Entonces, preso de angustia, el pájaro echó a volar hacia el viejo bosque. Por los gritos de los pájaros y el crujido de las cortezas, estaba claro que el bosque era presa de las llamas. El pájaro voló tan rápido como pudo, e incluso más rápido. El fuego iluminaba el cielo y se acercaba inexorablemente al gran árbol. Cientos de miles de pájaros chillaban aterrorizados.
El pájaro batió las alas febrilmente, con la esperanza de apagar el fuego, pero las llamas redoblaron su violencia. Bajó en picado hacia el manantial, mojó las alas en el agua y regresó volando tan rápido como pudo para sacudirse por encima del bosque. Pero las gotas de agua se convirtieron en vapor antes de tocar las llamas. Por desgracia, eso no fue suficiente. Aunque sumergiera todo su cuerpo en el agua, nunca sería suficiente para controlar el fuego.
Cientos de miles de pájaros piaban, mientras que los polluelos, aún sin plumas suficientes para volar, lanzaban gritos penetrantes. Fue entonces cuando el fuego empezó a devorar el gran árbol. «¿Por qué no empezaba a llover?» “¿Por qué no venían las cascadas, que se derramaban sin cesar en el bosque del noroeste?”.

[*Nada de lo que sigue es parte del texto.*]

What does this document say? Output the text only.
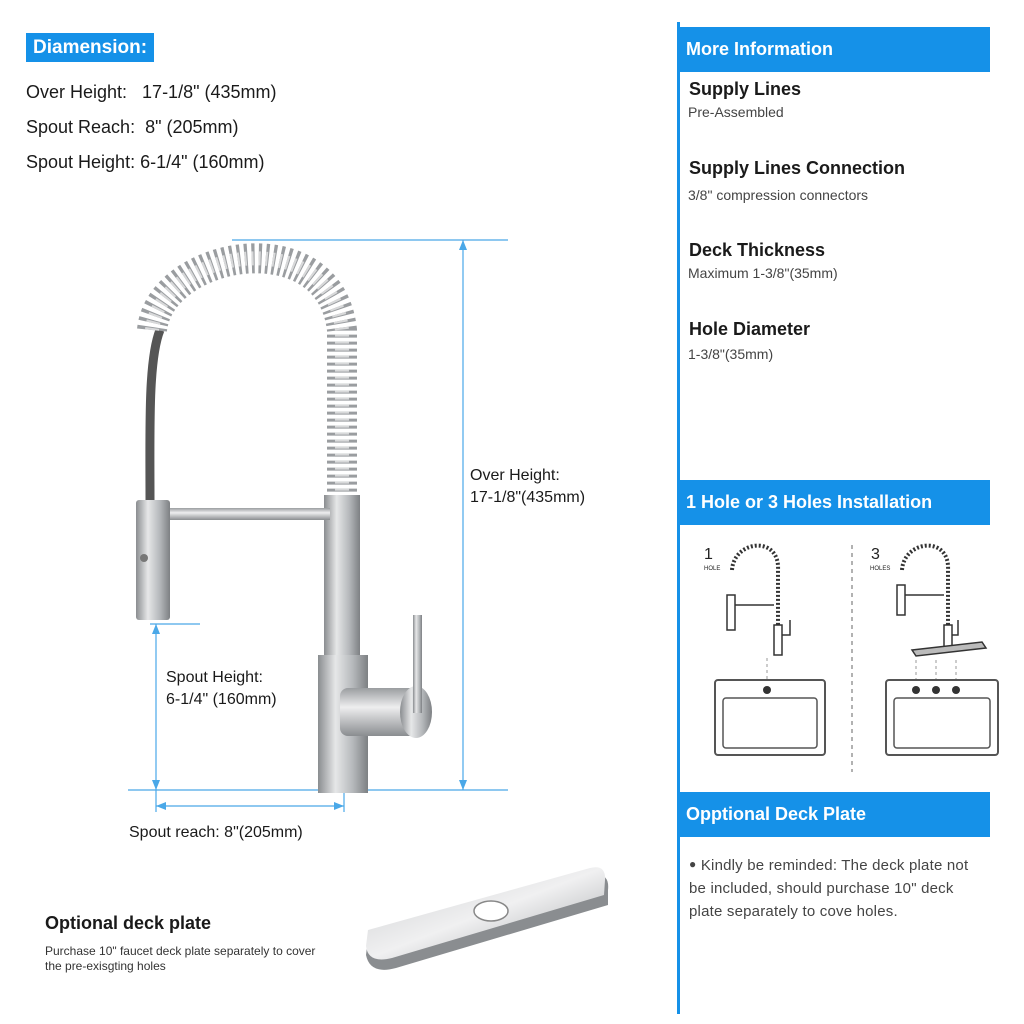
Diamension:
Over Height:   17-1/8" (435mm)
Spout Reach:  8" (205mm)
Spout Height: 6-1/4" (160mm)
Over Height:
17-1/8"(435mm)
Spout Height:
6-1/4" (160mm)
Spout reach: 8"(205mm)
Optional deck plate
Purchase 10" faucet deck plate separately to cover the pre-exisgting holes
More Information
Supply Lines
Pre-Assembled
Supply Lines Connection
3/8" compression connectors
Deck Thickness
Maximum 1-3/8"(35mm)
Hole Diameter
1-3/8"(35mm)
1 Hole or 3 Holes Installation
1
HOLE
3
HOLES
Opptional Deck Plate
● Kindly be reminded: The deck plate not be included, should purchase 10" deck plate separately to cove holes.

El pájaro lanzó un grito desgarrador, a la vez trágico y apasionado, que de repente se convirtió en el sonido de una cascada. En ese momento, comprendió la plenitud de su existencia. La soledad y el vacío se habían desvanecido, sustituidos por la imagen del monje, la imagen del sol poniéndose tras la montaña y la imagen de la cascada fluyendo sin cesar durante miles de vidas.
El grito del pájaro se había convertido en el sonido de una cascada. Liberado de todo temor, se había convertido en lluvia que caía sobre el fuego que asolaba el bosque, como una majestuosa cascada.
A la mañana siguiente, todo estaba en calma. Salieron los rayos del sol, pero no hubo sinfonía, ni alborada de decenas de miles de pájaros. El fuego había reducido a cenizas zonas enteras del bosque. El gran árbol seguía en pie, pero sólo la mitad de sus ramas habían sobrevivido al fuego, y estaban calcinadas. Por todas partes, cadáveres de pájaros grandes y pequeños cubrían el suelo. El bosque estaba en silencio.
De repente, los pájaros que habían sobrevivido se llamaron unos a otros, gritando de asombro. ¿Por qué gracia el cielo, tan claro, había empezado de repente a verter lluvia para apagar el fuego? Sólo habían visto al gran pájaro blanco vertiendo agua con sus alas. Después lo habían buscado por todo el bosque, sin poder encontrarlo. Quizá se había ido a vivir a otro bosque. Tal vez había perecido en las llamas.
El gran árbol permanecía en silencio. Su tronco ennegrecido aún mostraba las cicatrices de sus heridas. Los pájaros miraron al cielo y empezaron a construir nuevos nidos en las ramas que se habían librado del fuego. Pero el viejo y maltrecho árbol echaba de menos al pájaro más que a ningún otro, pues era como un hijo para él. Nacido del aire sagrado de la montaña y de la energía vital de sus cuatro mil años, querido pájaro, ¿adónde has ido?
Escucha al monje: el tiempo ha devuelto el pájaro al amor, la fuente de todo lo que es.